In a bid to alleviate the financial pressure confronting U.S. biotech companies in finding alternative vendors, the U.S. Senate has added a “grandfathering clause” to the draft bill.

As a result, existing contract manufacturers will be exempted from the bill’s restrictions before the Act takes effect. But lawyers raise concerns that such grandfathering clause could be subject to interpretation.

“For instance, will a grandfathered contract’s subsequent amendments or new statements of work under an existing agreement also be exempted under the clause?” ask McIntosh and Kimmel. “If amendments to agreements benefit from the grandfathering clause, one might expect parties to take advantage of that feature by amending existing agreements rather than entering into new ones, lessening the law’s impact.”

 

WHAT DOES THE BILL SAY ABOUT THE FUTURE U.S. REGULATORY APPROACH?

According to co-sponsors of the bill, the BIOSECURE Act aims at addressing concerns stemming from “foreign adversaries’ hostile biotech pursuits”. The Act is also meant to stop the PRC government from acquiring American genomic data, as the Chinese military has allegedly invested in advancing their biotech and AI capabilities through joint business ventures with U.S. companies.

As a result, lawyers expect Chinese pharmaceutical companies to be targeted with growing oversight around bulk data transfers from the U.S. On the other hand, U.S. pharmaceutical companies will also want to ensure that their arrangements with Chinese contract parties do not require them to transfer sensitive personal information or biometric data.

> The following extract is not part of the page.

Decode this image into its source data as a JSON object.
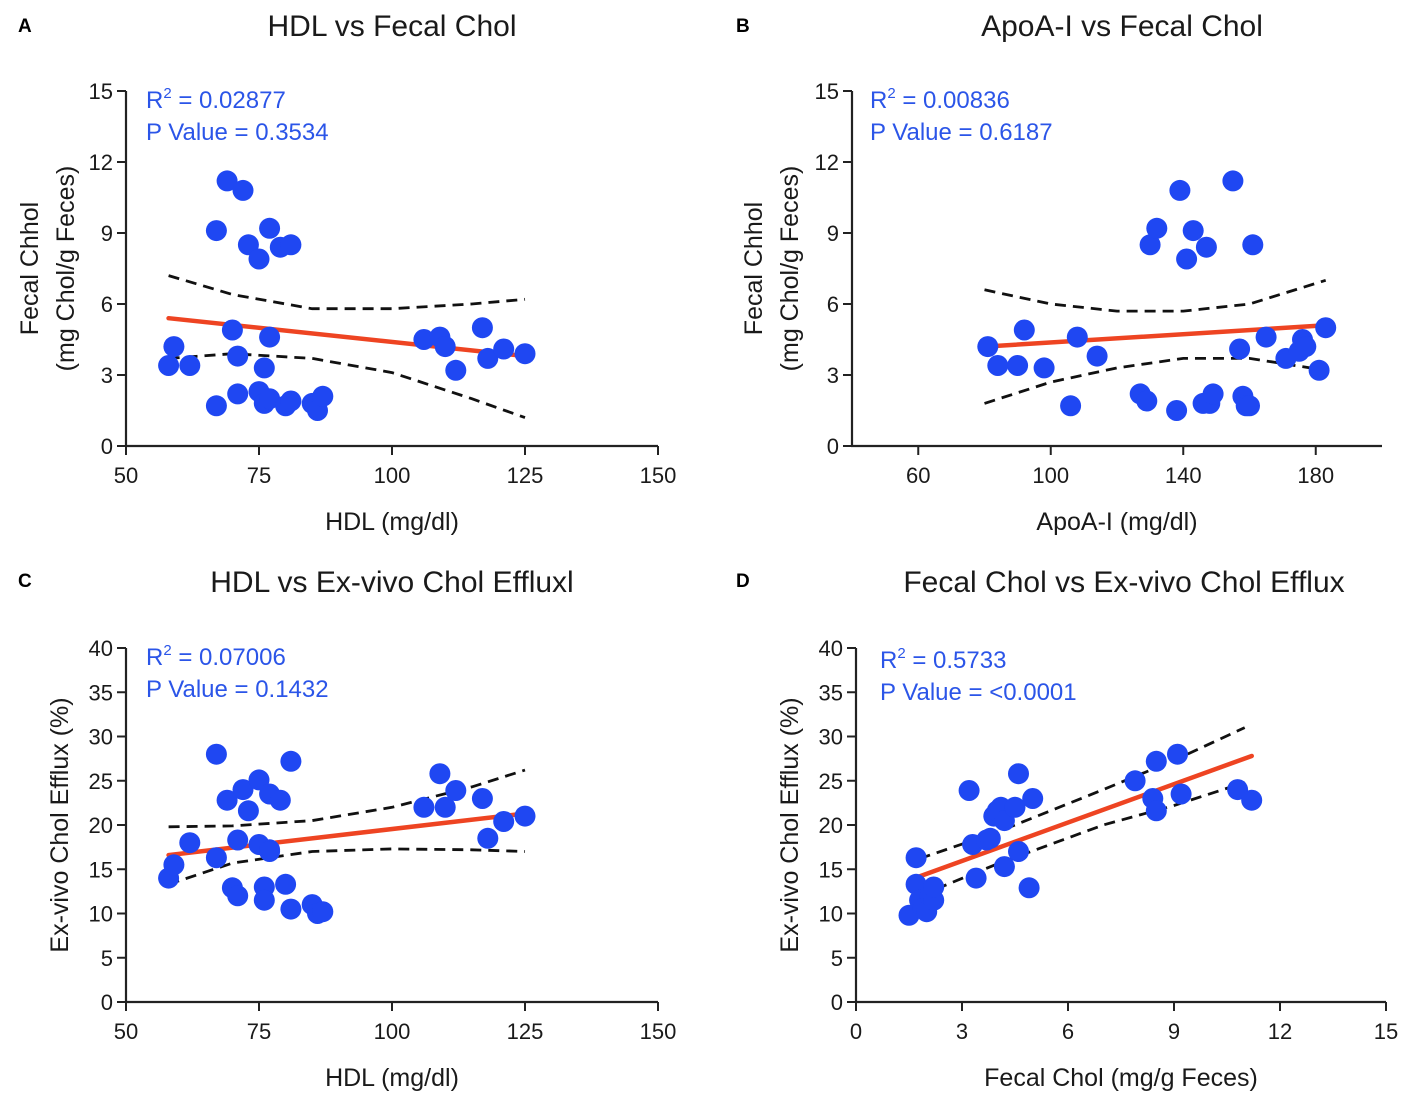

In addition, McIntosh and Kimmel believe the White House will continue to pursue a data-oriented regulatory approach restricting foreign adversaries’ potential access to American data.

“Looking ahead, one could imagine future legislative and regulatory attention focusing on any industry that both has access to sensitive personal or genomic information of U.S. citizens (such as healthcare, health insurance, life sciences, social media and technology, telecom, and financial services) and is characterised by interdependencies with Chinese companies,” say McIntosh and Kimmel.